#  > Servidores >  > Sistemas Operacionais >  >  Importar backup outlook .pst para thunderbird

## lfernandosg

como faço para importar um backup do microsoft outlook .pst para o thunderbird do linux?? comprei um dell XPS M1330 que vem com ubuntu e não quero tirá-lo.

----------


## ronanbnu

Uma das maneiras mas faceis é criar uma conta IMAP no seu servidor de emails, e enviar todos os seus emails atuais para essa conta IMAP, depois configurar uma conta IMAP no Thunderbird e transferir os emails para a pasta local no seu Thunderbird.
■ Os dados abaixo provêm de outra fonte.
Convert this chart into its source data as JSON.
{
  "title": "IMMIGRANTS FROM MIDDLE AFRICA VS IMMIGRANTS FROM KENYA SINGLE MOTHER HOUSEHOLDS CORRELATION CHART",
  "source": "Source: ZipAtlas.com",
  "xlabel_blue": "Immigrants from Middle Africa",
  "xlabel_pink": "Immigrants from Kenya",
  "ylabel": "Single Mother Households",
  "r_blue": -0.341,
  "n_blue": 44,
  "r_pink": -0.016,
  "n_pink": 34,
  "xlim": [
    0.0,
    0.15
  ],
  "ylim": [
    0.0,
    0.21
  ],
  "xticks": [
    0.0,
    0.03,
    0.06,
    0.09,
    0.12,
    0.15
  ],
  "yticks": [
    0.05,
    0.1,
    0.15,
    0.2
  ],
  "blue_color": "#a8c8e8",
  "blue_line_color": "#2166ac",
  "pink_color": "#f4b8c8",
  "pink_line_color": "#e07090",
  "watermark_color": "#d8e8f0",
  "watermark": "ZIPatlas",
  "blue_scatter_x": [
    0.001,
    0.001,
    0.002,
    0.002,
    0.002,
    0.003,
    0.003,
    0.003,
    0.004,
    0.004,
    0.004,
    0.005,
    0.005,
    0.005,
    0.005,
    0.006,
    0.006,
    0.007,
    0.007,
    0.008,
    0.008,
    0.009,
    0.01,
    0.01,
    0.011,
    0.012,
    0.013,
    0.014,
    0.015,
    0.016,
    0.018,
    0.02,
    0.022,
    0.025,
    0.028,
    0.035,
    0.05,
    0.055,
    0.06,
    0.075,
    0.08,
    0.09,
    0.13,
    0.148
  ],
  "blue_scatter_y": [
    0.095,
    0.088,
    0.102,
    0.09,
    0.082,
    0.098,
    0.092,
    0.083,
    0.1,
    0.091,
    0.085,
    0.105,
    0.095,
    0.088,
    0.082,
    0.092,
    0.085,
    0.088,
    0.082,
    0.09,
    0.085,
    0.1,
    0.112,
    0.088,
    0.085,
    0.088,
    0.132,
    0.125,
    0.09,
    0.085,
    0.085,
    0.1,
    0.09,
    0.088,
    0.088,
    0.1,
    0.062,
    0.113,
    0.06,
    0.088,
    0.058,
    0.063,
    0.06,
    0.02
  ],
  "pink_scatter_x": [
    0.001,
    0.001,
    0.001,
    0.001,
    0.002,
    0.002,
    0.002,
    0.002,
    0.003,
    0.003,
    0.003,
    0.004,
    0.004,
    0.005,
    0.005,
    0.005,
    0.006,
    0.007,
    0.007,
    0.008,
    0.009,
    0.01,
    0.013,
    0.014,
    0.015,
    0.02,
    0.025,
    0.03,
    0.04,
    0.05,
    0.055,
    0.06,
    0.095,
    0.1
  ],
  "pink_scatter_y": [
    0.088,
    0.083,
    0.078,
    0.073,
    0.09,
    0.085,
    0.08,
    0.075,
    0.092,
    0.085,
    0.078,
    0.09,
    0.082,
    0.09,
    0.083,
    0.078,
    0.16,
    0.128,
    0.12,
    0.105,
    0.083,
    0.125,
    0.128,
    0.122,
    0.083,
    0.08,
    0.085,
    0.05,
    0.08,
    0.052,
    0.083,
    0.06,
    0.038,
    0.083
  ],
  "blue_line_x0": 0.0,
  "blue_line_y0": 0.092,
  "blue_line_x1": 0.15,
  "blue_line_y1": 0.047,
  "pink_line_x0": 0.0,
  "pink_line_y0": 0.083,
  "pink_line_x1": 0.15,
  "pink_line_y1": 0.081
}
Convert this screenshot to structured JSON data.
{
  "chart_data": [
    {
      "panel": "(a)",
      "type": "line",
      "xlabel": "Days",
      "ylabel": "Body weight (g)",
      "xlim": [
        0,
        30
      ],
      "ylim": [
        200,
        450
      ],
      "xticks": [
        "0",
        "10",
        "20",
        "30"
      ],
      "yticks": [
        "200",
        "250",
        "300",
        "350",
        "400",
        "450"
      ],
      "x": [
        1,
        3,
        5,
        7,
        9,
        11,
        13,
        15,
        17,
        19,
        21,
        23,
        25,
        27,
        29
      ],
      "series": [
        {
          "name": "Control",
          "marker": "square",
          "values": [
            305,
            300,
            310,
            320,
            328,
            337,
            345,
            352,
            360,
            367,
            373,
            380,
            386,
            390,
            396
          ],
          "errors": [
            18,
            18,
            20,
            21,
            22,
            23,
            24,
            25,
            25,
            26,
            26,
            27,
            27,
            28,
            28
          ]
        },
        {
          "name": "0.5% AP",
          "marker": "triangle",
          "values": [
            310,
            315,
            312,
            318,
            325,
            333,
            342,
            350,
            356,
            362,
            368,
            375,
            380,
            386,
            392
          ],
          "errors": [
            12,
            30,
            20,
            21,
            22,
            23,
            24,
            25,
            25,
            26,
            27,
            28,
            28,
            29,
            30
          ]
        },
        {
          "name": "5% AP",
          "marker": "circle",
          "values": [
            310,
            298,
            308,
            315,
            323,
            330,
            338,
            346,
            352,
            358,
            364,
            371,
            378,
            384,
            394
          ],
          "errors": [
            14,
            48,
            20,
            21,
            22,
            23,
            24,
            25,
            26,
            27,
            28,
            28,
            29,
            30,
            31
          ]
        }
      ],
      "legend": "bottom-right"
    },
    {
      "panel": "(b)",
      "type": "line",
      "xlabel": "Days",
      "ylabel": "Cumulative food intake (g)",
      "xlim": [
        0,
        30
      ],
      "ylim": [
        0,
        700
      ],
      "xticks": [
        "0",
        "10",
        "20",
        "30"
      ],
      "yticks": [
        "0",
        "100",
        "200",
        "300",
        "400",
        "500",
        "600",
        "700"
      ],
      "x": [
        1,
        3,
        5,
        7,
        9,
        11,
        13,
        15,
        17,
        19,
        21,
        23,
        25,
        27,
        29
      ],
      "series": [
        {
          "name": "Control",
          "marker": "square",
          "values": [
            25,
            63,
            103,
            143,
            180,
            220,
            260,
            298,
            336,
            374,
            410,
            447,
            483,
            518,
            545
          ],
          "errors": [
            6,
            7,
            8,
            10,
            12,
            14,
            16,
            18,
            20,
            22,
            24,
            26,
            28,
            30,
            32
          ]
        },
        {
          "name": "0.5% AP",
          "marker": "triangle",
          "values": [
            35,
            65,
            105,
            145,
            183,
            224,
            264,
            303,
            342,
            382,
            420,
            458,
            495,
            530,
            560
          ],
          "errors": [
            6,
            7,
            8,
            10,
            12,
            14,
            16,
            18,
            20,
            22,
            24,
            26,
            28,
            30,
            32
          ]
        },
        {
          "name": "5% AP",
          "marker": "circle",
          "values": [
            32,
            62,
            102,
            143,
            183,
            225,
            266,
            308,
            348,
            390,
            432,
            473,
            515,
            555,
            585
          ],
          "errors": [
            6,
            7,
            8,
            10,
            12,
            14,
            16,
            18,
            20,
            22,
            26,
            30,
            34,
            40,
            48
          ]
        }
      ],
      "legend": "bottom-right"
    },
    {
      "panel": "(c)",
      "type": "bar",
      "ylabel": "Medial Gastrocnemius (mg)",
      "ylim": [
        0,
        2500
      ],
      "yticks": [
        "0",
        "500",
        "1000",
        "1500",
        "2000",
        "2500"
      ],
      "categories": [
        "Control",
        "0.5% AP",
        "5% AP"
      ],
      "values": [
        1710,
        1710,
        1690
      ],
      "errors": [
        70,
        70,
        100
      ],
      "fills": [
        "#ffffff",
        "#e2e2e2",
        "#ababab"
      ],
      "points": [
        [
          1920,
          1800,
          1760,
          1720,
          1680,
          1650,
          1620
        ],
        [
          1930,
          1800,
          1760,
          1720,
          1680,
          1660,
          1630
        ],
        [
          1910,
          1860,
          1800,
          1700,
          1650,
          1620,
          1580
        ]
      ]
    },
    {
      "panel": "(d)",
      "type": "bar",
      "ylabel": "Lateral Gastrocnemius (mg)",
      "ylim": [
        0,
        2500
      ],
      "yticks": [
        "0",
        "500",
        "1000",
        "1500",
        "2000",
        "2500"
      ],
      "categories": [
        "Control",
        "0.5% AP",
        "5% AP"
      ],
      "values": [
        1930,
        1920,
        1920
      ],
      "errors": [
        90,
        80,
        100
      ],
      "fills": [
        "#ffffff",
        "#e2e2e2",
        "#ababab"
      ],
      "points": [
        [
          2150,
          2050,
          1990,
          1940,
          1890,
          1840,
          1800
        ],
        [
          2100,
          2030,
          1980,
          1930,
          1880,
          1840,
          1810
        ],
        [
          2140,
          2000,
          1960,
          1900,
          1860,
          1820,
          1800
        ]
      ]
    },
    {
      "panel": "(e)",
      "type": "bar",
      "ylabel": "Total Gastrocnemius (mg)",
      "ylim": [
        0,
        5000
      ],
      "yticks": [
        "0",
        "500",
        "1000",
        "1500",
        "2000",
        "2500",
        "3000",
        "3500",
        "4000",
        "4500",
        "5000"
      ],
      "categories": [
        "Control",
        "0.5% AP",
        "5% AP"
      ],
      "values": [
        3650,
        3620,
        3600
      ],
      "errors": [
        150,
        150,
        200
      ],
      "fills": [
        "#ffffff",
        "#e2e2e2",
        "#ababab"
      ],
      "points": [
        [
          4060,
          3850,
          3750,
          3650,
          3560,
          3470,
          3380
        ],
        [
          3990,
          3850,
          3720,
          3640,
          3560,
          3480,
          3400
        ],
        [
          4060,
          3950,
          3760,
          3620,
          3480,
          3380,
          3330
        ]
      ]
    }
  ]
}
Para importar o contatos, o caminho mais facil é instlar o thunderbird no Windows XP e importar diretamente do outlook, depois exportar os contatos a partir do thunderbird e então importar no Thunderbird no seu Ubuntu.

----------


## lfernandosg

meu servidor de e-mail não é na empresa.

----------


## ronanbnu

mas nao tem problema, com certeza seu serviço de hospedagem deve oferecer suporte a IMAP

----------


## lfernandosg

o outlook está no vista 64 bits então instalei o thunderbird 64 bits mas não importou...deu erro:

não foi possível localizar o e-mail para importar.o que pode ser se estou usando o outllok 2003 normalmente?

----------


## lfernandosg

estou com o thunderbird no windows...copiei a pastas pois tinha migrado tudo do outlook e joguei no linux...tudo perfeito só que só consigo enviar/receber mensagens pelo thunderbird do windows pois no linux diz que não foi possível conectar ao servidor nfa.com.br que no caso é o meu pop/smtp o que pode ser pois no windos só foi importar do outlook e peguei as mesmas configurações do thunder do window e joguei no linux mas não recebe nem enviar e dá a mensagem acima, já removi as configurações e e fiz novamente e nada.


meu pop/smt requer autenticação no outlook.

----------